The group reported on Wednesday on its X account that it had hacked Nobitex and destroyed over $90 million in digital assets. These were not stolen and cashed out money. Rather, they were sent purposefully to vanity addresses—blockchain wallets—cryptographic dead ends with provocative names like “FuckIRGCterrorism.” These are unrecoverable once they are sent.

“This is an act of political sabotage, not financial gain,” co-founder of blockchain tracking company Elliptic, Tom Robinson, said. “The crypto they stole has burned rather nicely.”

The group’s justification was unambiguous: the Iranian government has long used Nobitex to evade sanctions and direct funds to militant organizations. Elliptic’s own information links Nobitex to wallets connected to IRGC operatives, Hamas, the Houthi rebels, and Palestinian Islamic Jihad—all of which are under international sanctions.

The website of Nobitex has been offline since the hack. The platform has not made a public comment; thus, it is yet unknown how users would be reimbursed, if at all.

Not enough, Predatory Sparrow also disclosed another significant attack that day—this one directed against Sepah Bank, one of Iran’s oldest and most powerful financial institutions. The group claimed to have erased all of the bank’s internal records and uploaded what it claimed to be internal records on Sepah’s participation in military operations in Iran.

The accompanying leak message seemed to be a threat: “Caution: Your long-term financial situation suffers when you support the instruments of the government for avoiding sanctions and fund its nuclear program and ballistic missiles. Whose next is it?

Sepah’s main website returned online rather fast, but the ground story was different. The cybersecurity company DarkCell’s founder, Hamid Kashfi, said he has confirmed from contacts inside Iran that ATMs and online services of Sepah Bank have stayed down. “People cannot pay for basic needs or access their wages. This is causing actual disturbance, not only a symbolic attack, he said.

The event has raised questions about the growing blurring of the line separating cyberwarfare from conventional warfare. Predatory Sparrow has a long history of launching well-publicized attacks, damaging infrastructure. From stopping Iran’s national railroads to closing gas stations all around the nation, the group has demonstrated that it can willfully paralyze important systems.

Its most infamous action to date happened in 2022 when it broke into an Iranian steel manufacturing facility, resulting in a catastrophic equipment failure almost sure to cause fatalities. Later on, the group made public video footage of the incident, so reinforcing its reputation for both digital and physical destruction.

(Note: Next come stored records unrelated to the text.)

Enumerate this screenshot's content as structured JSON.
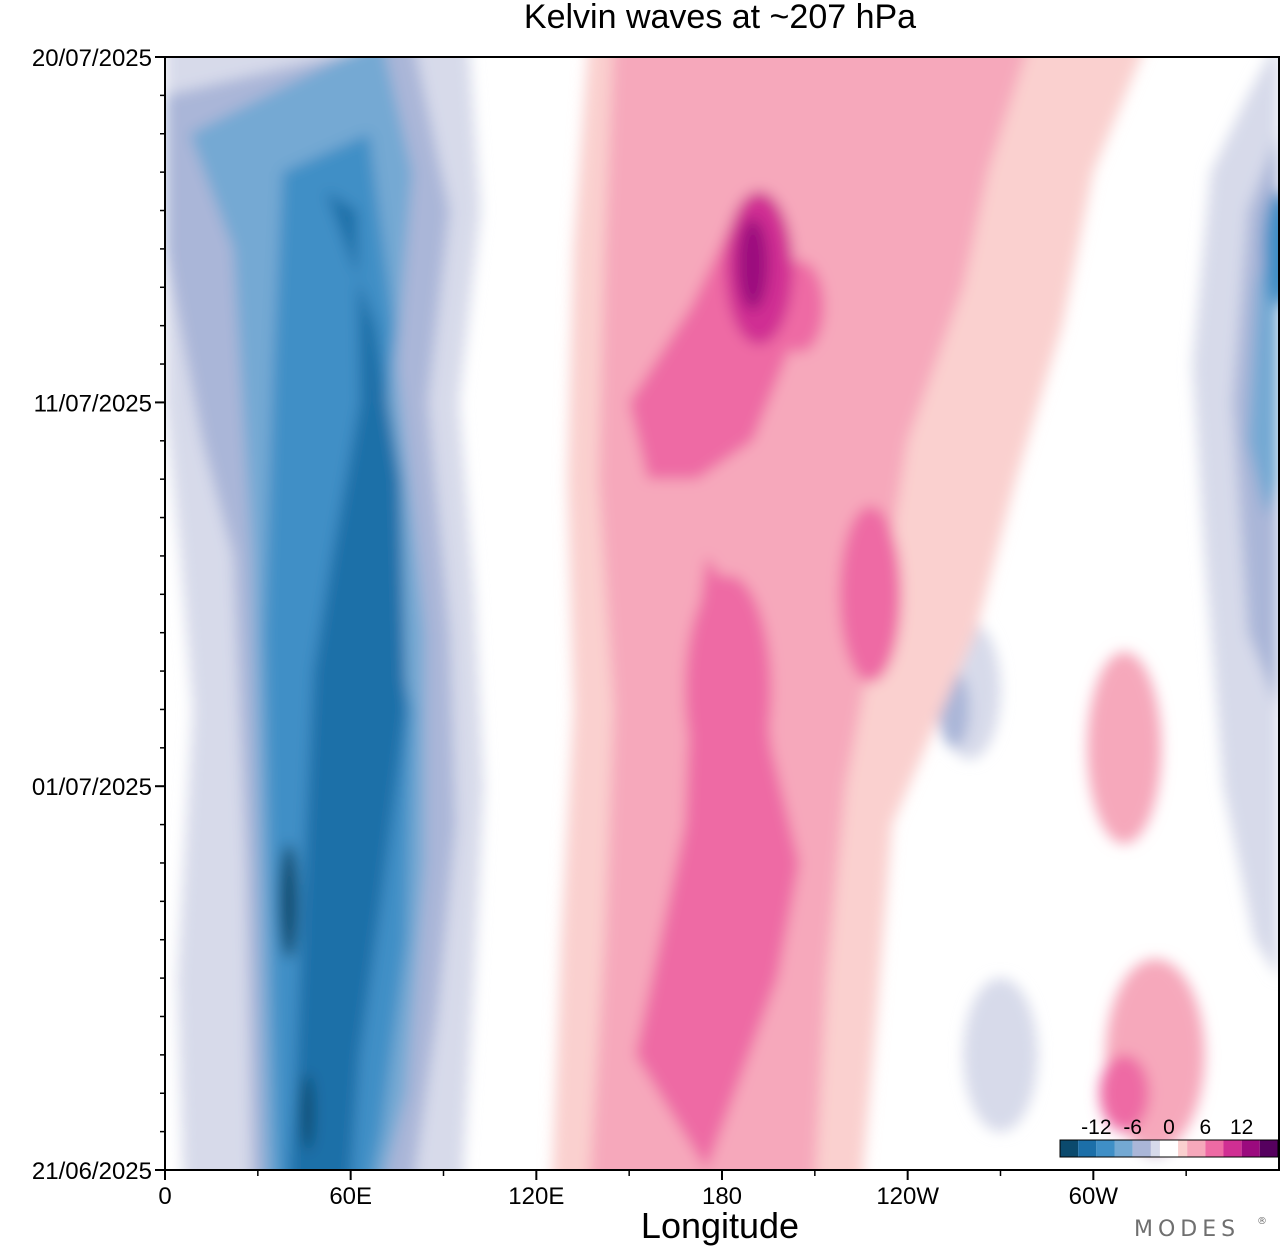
{
  "logo": "MODES",
  "logo_mark": "®",
  "chart_data": {
    "type": "heatmap",
    "title": "Kelvin waves at ~207 hPa",
    "xlabel": "Longitude",
    "ylabel": "",
    "x_ticks": [
      {
        "lon": 0,
        "label": "0"
      },
      {
        "lon": 60,
        "label": "60E"
      },
      {
        "lon": 120,
        "label": "120E"
      },
      {
        "lon": 180,
        "label": "180"
      },
      {
        "lon": 240,
        "label": "120W"
      },
      {
        "lon": 300,
        "label": "60W"
      }
    ],
    "x_range": [
      0,
      360
    ],
    "y_ticks": [
      {
        "day": 0,
        "label": "21/06/2025"
      },
      {
        "day": 10,
        "label": "01/07/2025"
      },
      {
        "day": 20,
        "label": "11/07/2025"
      },
      {
        "day": 29,
        "label": "20/07/2025"
      }
    ],
    "y_range_days": [
      0,
      29
    ],
    "colorbar": {
      "levels": [
        -15,
        -12,
        -9,
        -6,
        -3,
        -1.5,
        1.5,
        3,
        6,
        9,
        12,
        15
      ],
      "colors": [
        "#0b4a6d",
        "#1c6fa8",
        "#3f8fc6",
        "#74a9d3",
        "#aab6d8",
        "#d7daea",
        "#ffffff",
        "#fad0cf",
        "#f6a8bb",
        "#ee6aa4",
        "#d02f93",
        "#9b0a7e",
        "#56005f"
      ],
      "tick_labels": [
        {
          "value": -12,
          "label": "-12"
        },
        {
          "value": -6,
          "label": "-6"
        },
        {
          "value": 0,
          "label": "0"
        },
        {
          "value": 6,
          "label": "6"
        },
        {
          "value": 12,
          "label": "12"
        }
      ]
    },
    "features": [
      {
        "name": "negative band",
        "lon_center_day0": 55,
        "lon_center_day29": 60,
        "lon_width": 50,
        "peak": -10
      },
      {
        "name": "negative band east",
        "lon_center_day0": 82,
        "lon_center_day29": 78,
        "lon_width": 30,
        "peak": -5
      },
      {
        "name": "positive band",
        "lon_center_day0": 185,
        "lon_center_day29": 210,
        "lon_width": 70,
        "peak": 9
      },
      {
        "name": "positive maximum",
        "lon": 190,
        "day": 22,
        "peak": 13
      },
      {
        "name": "negative region far east",
        "lon": 350,
        "day": 22,
        "peak": -7
      }
    ]
  }
}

Though they present themselves as a resistance movement, most analysts agree that Predatory Sparrow most certainly results from Israeli cyber activities. Their methods, tools, and access far outshine what average independent hackers could control.

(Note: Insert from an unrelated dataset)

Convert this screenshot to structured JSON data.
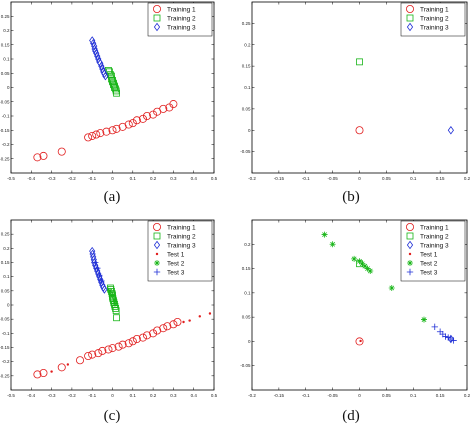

“This group isn’t bluffing,” Google’s top cyber threat analyst John Hultquist said. They run with high-level capabilities, discipline, and intent. And they deliver when they swear devastation.

For Iran, the ramifications are major. Exchanges for cryptocurrencies such as Nobitex have been indispensable instruments for avoiding economic isolation. Eliminating one and burning $90 million in the process makes a clear statement: the era of crypto cover for approved governments could be almost gone.

Predatory Sparrow’s menacing query, “Who’s next?” will still be hanging online and other organizations connected to the Iranian government will probably be rushing to improve their digital defenses.

Because in this kind of modern warfare the next attack could strike without notice. When it does, the damage might not be reversible.